Scientists make yogurt using ants. The result: tangy and herby
Briefly

Scientists make yogurt using ants. The result: tangy and herby
"Imagine you're walking in the mountains of Bulgaria, enjoying the lush greenery, the clear streams. And the reason you're up there? To make yogurt the old-fashioned way - by dropping live red wood ants into fresh milk. VERONICA SINOTTE: We added four whole ants, dropped them into the top, covered it with a cheesecloth, hiked up the mountain and buried it inside of the ant colony."
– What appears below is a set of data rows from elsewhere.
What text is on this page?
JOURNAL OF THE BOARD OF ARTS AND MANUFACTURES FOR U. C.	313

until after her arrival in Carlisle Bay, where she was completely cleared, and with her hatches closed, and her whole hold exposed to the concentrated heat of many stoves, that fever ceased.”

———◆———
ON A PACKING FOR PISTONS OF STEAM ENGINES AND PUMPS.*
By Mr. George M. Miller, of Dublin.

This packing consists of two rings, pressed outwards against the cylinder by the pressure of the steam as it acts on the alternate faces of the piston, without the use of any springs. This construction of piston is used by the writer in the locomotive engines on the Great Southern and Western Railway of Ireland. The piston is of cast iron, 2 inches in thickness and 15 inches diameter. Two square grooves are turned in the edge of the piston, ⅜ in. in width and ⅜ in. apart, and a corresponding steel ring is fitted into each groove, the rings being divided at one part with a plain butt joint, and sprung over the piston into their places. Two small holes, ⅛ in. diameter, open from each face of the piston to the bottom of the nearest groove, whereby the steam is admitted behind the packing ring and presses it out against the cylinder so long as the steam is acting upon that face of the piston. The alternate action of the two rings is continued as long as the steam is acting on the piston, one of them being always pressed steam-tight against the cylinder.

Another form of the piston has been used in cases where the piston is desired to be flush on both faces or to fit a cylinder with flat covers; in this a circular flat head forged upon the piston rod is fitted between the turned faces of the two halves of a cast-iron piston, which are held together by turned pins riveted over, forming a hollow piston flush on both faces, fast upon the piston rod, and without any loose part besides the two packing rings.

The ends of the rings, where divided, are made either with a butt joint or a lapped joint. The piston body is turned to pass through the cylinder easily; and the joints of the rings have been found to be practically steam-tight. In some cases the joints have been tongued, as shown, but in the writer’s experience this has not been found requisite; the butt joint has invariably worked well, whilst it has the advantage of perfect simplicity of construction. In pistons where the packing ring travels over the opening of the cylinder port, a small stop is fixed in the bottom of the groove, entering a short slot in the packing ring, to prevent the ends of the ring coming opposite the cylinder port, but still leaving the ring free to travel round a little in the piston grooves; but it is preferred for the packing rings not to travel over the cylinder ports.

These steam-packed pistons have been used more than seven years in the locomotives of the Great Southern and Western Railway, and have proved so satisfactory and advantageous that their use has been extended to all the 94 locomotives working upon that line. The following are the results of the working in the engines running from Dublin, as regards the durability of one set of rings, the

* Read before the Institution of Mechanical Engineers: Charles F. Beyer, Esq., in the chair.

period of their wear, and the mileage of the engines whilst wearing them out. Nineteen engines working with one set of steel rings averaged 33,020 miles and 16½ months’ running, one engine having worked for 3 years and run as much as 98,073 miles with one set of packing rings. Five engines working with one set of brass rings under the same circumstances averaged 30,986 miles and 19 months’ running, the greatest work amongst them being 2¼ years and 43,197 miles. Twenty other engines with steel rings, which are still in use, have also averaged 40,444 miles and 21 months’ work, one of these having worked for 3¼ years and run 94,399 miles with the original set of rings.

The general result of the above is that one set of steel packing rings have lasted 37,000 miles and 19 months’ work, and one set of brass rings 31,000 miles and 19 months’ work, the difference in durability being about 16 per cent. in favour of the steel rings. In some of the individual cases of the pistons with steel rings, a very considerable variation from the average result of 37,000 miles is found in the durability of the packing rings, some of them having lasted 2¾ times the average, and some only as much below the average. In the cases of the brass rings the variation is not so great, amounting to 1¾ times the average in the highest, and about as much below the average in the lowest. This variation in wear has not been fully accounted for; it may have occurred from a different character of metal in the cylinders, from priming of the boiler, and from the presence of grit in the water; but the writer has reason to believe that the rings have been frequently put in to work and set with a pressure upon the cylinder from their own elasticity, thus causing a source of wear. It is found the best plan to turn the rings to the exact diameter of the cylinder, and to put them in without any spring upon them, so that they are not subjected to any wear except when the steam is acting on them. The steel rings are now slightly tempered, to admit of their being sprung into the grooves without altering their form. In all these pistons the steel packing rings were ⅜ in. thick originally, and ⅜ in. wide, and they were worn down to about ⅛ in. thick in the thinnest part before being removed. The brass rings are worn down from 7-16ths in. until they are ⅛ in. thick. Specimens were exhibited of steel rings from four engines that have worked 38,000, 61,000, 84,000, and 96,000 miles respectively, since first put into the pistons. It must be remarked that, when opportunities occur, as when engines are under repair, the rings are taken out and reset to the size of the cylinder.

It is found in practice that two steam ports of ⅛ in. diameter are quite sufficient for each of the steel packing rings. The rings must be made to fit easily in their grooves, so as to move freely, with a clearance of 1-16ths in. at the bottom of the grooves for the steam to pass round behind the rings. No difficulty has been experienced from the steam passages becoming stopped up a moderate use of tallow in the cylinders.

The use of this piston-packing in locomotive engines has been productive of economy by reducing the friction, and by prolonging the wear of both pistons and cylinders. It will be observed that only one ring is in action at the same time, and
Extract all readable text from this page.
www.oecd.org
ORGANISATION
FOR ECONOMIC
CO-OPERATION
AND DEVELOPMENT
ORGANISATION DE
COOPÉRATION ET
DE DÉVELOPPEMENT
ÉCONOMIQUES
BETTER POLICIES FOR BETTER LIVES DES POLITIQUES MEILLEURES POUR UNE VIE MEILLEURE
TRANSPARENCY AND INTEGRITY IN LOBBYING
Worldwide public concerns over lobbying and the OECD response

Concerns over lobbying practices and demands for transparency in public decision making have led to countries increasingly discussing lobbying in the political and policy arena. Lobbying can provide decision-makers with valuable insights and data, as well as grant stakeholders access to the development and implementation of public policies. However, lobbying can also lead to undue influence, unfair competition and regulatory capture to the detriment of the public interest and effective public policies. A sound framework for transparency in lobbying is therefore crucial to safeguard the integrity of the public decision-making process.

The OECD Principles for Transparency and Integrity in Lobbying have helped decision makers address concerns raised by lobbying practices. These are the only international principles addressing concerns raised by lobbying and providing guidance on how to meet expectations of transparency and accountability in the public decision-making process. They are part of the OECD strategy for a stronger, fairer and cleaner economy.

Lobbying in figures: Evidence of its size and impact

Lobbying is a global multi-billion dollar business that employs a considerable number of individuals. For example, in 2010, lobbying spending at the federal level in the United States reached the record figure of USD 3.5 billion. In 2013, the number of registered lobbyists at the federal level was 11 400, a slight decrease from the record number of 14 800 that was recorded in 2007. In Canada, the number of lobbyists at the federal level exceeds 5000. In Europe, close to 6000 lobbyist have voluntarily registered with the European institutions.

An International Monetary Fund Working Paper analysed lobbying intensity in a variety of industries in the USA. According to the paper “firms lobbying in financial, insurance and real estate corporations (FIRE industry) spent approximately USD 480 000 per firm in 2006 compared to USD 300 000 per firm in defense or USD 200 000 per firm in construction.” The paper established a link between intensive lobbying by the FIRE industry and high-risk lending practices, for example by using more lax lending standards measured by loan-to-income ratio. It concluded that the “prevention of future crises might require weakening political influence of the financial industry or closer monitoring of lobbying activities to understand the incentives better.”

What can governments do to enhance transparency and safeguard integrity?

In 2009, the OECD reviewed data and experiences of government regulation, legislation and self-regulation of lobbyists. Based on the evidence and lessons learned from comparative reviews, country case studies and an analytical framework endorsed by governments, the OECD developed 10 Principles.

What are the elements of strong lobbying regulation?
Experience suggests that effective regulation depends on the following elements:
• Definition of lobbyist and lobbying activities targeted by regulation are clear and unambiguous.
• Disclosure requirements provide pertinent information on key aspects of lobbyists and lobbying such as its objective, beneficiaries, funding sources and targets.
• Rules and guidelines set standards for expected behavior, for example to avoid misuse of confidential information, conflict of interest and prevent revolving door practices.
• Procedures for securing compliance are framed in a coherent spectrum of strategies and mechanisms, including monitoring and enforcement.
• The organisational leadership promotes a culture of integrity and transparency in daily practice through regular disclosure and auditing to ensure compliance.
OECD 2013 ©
"BARBER: That's Veronica Sinotte, a microbial ecologist and lead author of the study. Sinotte was part of a small team that did this outdoor experiment and then hiked back up the mountain the next day to give it a taste. The research team said the yogurt was just barely clumpy at the bottom of the jar, slightly tangy and herby, and it tasted very different from what you buy in the supermarket."
Live red wood ants were placed into fresh milk and jars were buried in ant colonies overnight to induce fermentation. The outdoor ant-fermented yogurt became barely clumpy, slightly tangy, and herby, producing a flavor profile that differed from commercial products. Laboratory fermentations using crushed red wood ants produced a thicker, tangier yogurt. Ants carry lactic acid bacteria and other microbes that can drive fermentation, enabling complex, household-specific flavors. Commercial yogurt production typically uses two industrial bacterial starters, resulting in more uniform taste compared with traditional, microbially diverse ferments.